Berwick balloon release called off over concerns for animal welfare

A BALLOON release scheduled to take place in Berwick on Monday was cancelled by organisers after being told their stunt could put marine life at risk.

Local campaigners, showing solidarity with Gary McKinnon, who is threatened with extradition to the USA facing charges of hacking into Pentagon computers, agreed to call off the release after being advised by Northumberland Coast Area of Outstanding National Beauty (AONB) officer Mel Nicholls of the potential dangers to marine life.

The event in Berwick was intended to support a balloon release that took place on bank holiday Monday from Westminster Bridge in London, to raise awareness of the case.

Local campaigner, Paul Stevenson, said: "We wished to raise awareness of Gary's case, and it is our wish that Gary should face British justice on British soil.

"Gary McKinnon's case is up for judicial review this month on May 25/26, after the general election, and we wish to show support nationally from all aspergers, autism and tourette associations.

"I consulted various authorities to seek approval for the release.

"The Northumberland Coast Area of Outstanding Natural Beauty advised me that even photo-degradable balloons posed a threat to marine wildlife. In all conscience I could not then go ahead with the release of helium-filled balloons and chose the ground-based approach instead."

Mel Nicholls, AONB officer said: "It was appreciated that Paul contacted us about the release. While empathising with the worthy intent of the campaign, I had to inform Paul that the AONB discouraged such balloon releases.

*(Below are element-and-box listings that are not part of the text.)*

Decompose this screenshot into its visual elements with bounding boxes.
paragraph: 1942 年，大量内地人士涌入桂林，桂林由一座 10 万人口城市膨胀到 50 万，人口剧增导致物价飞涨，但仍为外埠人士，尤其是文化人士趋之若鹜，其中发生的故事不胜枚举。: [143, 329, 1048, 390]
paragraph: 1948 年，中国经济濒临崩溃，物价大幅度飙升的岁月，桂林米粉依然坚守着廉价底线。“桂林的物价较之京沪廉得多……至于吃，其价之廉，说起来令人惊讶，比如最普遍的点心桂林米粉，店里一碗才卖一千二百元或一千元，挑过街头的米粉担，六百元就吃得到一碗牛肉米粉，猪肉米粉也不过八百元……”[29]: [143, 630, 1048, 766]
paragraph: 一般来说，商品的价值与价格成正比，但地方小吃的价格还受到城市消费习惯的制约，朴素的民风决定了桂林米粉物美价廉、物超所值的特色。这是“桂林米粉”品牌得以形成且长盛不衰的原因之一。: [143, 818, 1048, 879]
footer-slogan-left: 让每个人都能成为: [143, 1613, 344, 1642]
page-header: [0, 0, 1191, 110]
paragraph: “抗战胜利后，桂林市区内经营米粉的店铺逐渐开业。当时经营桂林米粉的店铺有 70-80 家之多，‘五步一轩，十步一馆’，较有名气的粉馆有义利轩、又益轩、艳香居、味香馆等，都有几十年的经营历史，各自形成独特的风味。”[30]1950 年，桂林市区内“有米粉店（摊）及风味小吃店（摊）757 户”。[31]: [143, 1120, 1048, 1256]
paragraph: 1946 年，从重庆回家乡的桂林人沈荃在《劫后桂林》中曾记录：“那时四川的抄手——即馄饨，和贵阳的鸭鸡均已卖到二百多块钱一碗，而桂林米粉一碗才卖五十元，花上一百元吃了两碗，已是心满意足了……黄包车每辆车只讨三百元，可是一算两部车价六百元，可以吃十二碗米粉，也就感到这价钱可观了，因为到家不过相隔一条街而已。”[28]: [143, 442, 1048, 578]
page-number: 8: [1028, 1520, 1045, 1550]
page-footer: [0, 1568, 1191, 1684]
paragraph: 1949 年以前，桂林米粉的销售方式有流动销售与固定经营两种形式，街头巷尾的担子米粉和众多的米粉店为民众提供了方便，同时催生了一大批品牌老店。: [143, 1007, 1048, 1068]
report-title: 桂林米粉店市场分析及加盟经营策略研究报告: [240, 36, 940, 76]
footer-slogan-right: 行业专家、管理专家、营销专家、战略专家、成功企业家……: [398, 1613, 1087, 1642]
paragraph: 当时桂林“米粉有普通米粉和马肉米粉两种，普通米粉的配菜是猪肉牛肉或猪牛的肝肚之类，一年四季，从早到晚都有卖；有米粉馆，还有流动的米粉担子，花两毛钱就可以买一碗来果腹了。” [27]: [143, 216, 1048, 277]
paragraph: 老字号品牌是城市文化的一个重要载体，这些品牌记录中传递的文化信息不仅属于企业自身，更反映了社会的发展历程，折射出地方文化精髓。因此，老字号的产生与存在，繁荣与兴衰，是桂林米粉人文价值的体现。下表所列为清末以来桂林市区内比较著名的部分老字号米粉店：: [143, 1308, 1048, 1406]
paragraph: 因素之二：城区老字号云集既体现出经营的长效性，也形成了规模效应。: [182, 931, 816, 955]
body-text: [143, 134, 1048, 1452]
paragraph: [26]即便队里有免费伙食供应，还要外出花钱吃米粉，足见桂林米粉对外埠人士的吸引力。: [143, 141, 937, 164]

"The Marine Conservation Society has a 'Don't Let Go' campaign which is seeking to get all balloon releases stopped. When balloons are released, they don't just disappear, they float back down to earth where they become particularly dangerous pieces of litter. They are mistaken for food by many species of wildlife. Once balloons have been eaten they can block digestive systems and cause animals to starve. The string on balloons can entangle and trap animals."

He added: "Organisations that are planning balloon releases are encouraged to choose an event that will not threaten wildlife. The society is trying to get every council to ban balloon releases on their land, and many have done so already.

"We do not want to stop people having fun - we just want to protect our vulnerable marine species from more litter. The AONB applauds Paul for his decision to not adversely affect wildlife in pursuit of his campaign."

Photo-degradable balloons are less problematic on land, however, when partially submerged in the sea the reduced UV means the balloons take longer to break down. Also, chemicals in the seawater bond with the balloons further delaying the breakdown. Thus, the balloons remain a hazard for wildlife in the sea far longer than on land.